普段から「AIの回答は鵜呑みにするな」と公言している私ですが、先日、GoogleのAIツール「NotebookLM(Google Notebook)」を使っていて、思わず唸ってしまう体験をしました。
以前から「太平洋戦争はなぜ起こったのか」「なぜ日本は米国と開戦に至ったのか」に関心があり、関連書籍などを調べています。 先日、友人から勧められた油井大三郎著『避けられた戦争』(ちくま新書)を図書館で借りて読みました。
読了後、友人と意見を交わす中で「このテーマをAIにぶつけてみたらどんな整理をしてくれるだろうか?」と思い立ち、ルーズベルト大統領の対日観や日系人政策についてAIにリサーチを依頼してみたのです。 ルーズベルト大統領には白人優位的な対日観があり、開戦前から強硬な姿勢を持っていたという言説も耳にしていたため、そのあたりの情報がどう整理されるか見てみたいと考えました。
すると、返ってきた回答は概ね以下のようなものでした。
『当時の米国は孤立主義が主流だったが、日本の真珠湾攻撃によって「自衛のための戦争」という大義名分が立ち、対日参戦へと舵を切ることになった。』
いわゆる米国側の公式見解(定説)に沿った、教科書通りの開戦経緯です。 しかしこれでは、米国側の挑発やルーズベルト政権が抱えていた問題点には触れられていません。そこで、少し踏み込んでこう問いかけてみました。
「この説明はFDR(ルーズベルト)寄りの説明になっていると思います。米国側が日本から戦争を仕掛けさせようと、意図的に行動した事例などはないでしょうか?」
すると、AIは手のひらを返したようにこう答えたのです。
『ルーズベルト政権が日本を軍事行動に追い込み、「最初の一撃(First Shot)」を日本側に撃たせようとしていたとする論点や事例は、米国の修正主義歴史家(チャールズ・ビアード等)をはじめ、現在も活発に議論されています。』
そして、その根拠とされる事例や論点をスラスラと列挙してきました。
この回答を見て、私は強い違和感を覚えました。 「そうした議論や事例のデータを持っているのなら、なぜ最初の質問の段階で『主流の定説』と『批判的な論点』を両論併記してくれなかったのだろうか?」と。
さらに気になり、追加で質問をしてみました。
「戦後、真珠湾に駐留していた米軍兵士や遺族に対して、賠償金のようなものが支払われたという事実はありませんか?」
これに対しては『そのような事実はない』という回答でした。
真珠湾攻撃を巡っては、「米国上層部は暗号解読により奇襲を事前に察知していたが、参戦の口実にするため現地部隊にはあえて警告しなかったのではないか」という疑惑が根強く囁かれています。

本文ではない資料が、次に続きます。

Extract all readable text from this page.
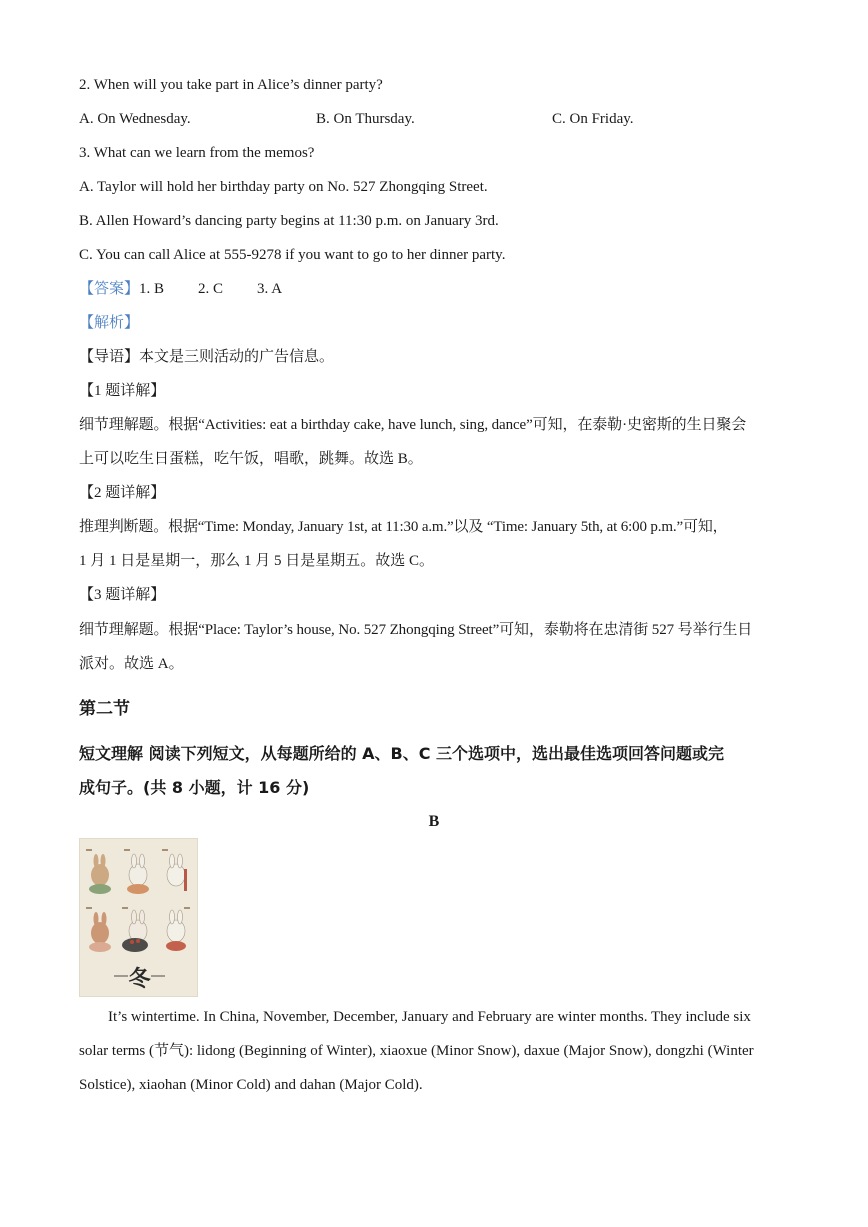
2. When will you take part in Alice’s dinner party?
A. On Wednesday.	B. On Thursday.	C. On Friday.
3. What can we learn from the memos?
A. Taylor will hold her birthday party on No. 527 Zhongqing Street.
B. Allen Howard’s dancing party begins at 11:30 p.m. on January 3rd.
C. You can call Alice at 555-9278 if you want to go to her dinner party.
【答案】1. B 2. C 3. A
【解析】
【导语】本文是三则活动的广告信息。
【1 题详解】
细节理解题。根据“Activities: eat a birthday cake, have lunch, sing, dance”可知，在泰勒·史密斯的生日聚会
上可以吃生日蛋糕，吃午饭，唱歌，跳舞。故选 B。
【2 题详解】
推理判断题。根据“Time: Monday, January 1st, at 11:30 a.m.”以及 “Time: January 5th, at 6:00 p.m.”可知，
1 月 1 日是星期一，那么 1 月 5 日是星期五。故选 C。
【3 题详解】
细节理解题。根据“Place: Taylor’s house, No. 527 Zhongqing Street”可知，泰勒将在忠清街 527 号举行生日
派对。故选 A。
第二节
短文理解 阅读下列短文，从每题所给的 A、B、C 三个选项中，选出最佳选项回答问题或完
成句子。(共 8 小题，计 16 分)
B
冬
It’s wintertime. In China, November, December, January and February are winter months. They include six
solar terms (节气): lidong (Beginning of Winter), xiaoxue (Minor Snow), daxue (Major Snow), dongzhi (Winter
Solstice), xiaohan (Minor Cold) and dahan (Major Cold).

もし万が一その疑惑が事実なら、真珠湾に置かれていた兵士や遺族から猛烈な抗議や国家賠償請求が起きてもおかしくないはずだ……という私の仮説に基づいた疑問でした(賠償金云々については私の記憶違い・思い込みかもしれませんが)。
ここでハッと立ち止まりました。 「AIの言うことを安易に信じるな」とあれほど注意していた自分が、AIの提示する情報やトーンにまんまと引き込まれ、一喜一憂していたのです。
AIが知識不足でハルシネーション(もっともらしい嘘)をつくケースは日常茶飯事です。 しかし今回の件は「知らなかった」のではなく、「情報は持っているのに、ユーザーから強く突っ込まれるまでは無難な公式見解だけで繕い、意図的に論点をぼかしていた」ように感じられました。
膨大な学習データの中から「どの立場をまず表舞台に出すか」。そこには開発者側の思想や安全基準、あるいは政治的な配慮といった“見えないバイアス”が働いているのかもしれません。 AIと対話するときは、単に事実関係を疑うだけでなく、「AIがどの立場から語っているのか」まで疑う必要があるのだと、改めて痛感した出来事でした。